Hi Logstash Experts -
This is my first time dealing with Logstash, so I'm not quite sure why the logs are being formatted like this, whether this is expected/normal, or how to handle them.
I'm hitting an issue with logs from Artifactory -> Fluent Bit -> Logstash. The main issue is that the log files are too big to pass to the Azure Sentinel plugin - I'm getting the error
[ERROR][logstash.outputs.microsoftsentineloutput][artifactory][...] Received document above the max allowed size - dropping the document [document size: 3920975, max allowed size: 1036576
Is there some way to split the logs into smaller files? Is this possible with Logstash, or does it need to be done before the logs are sent from Fluent Bit?
My config is very simple:
input {
tcp {
port => 8084
}
}
output {
s3 {
region => "ap-northeast-1"
bucket => "MY_BUCKET"
prefix => "artifactory-logs/%{+YYYY}/%{+MM}/%{+dd}"
time_file => 5
additional_settings => {
"force_path_style" => true
"follow_redirects" => false
}
codec => json
}
file {
path => "/var/log/artifactory_test.log"
write_behavior => "overwrite"
}
microsoft-sentinel-logstash-output-plugin {
client_app_Id => MY_ID
client_app_secret => MY_SECRET
tenant_id => MY_TENANT_ID
data_collection_endpoint => MY_ENDPOINT
dcr_immutable_id => MY_DCR
dcr_stream_name => MY_STREAM
}
}
Each log file contains tons of entries, and they're grouped together in an odd way, with square brackets and no delimiters. Each pair of square brackets contains an arbitrary number of log entries separated by curly braces and commas. All quotation marks are escaped.

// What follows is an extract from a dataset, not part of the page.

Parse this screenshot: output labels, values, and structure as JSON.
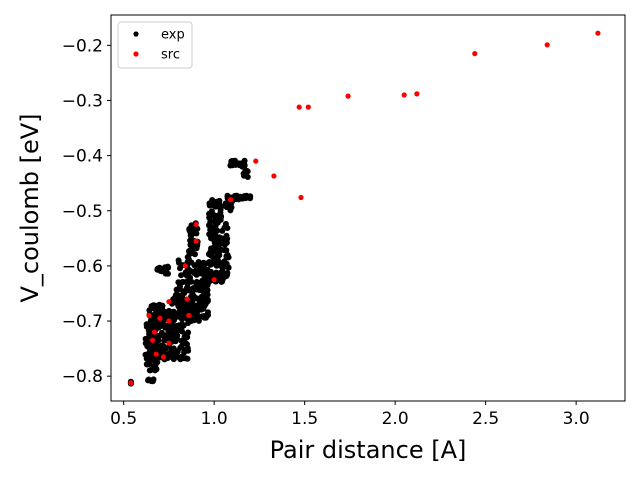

[{"message":"dummy data","purpose":"testing","log_server":"splunk"},{"message":"dummy data","purpose":"testing","log_server":"splunk"},{"message":"dummy data","purpose":"testing","log_server":"splunk"},{"message":"dummy data","purpose":"testing","log_server":"splunk"}]
[{"message":"dummy data","purpose":"testing","log_server":"splunk"}]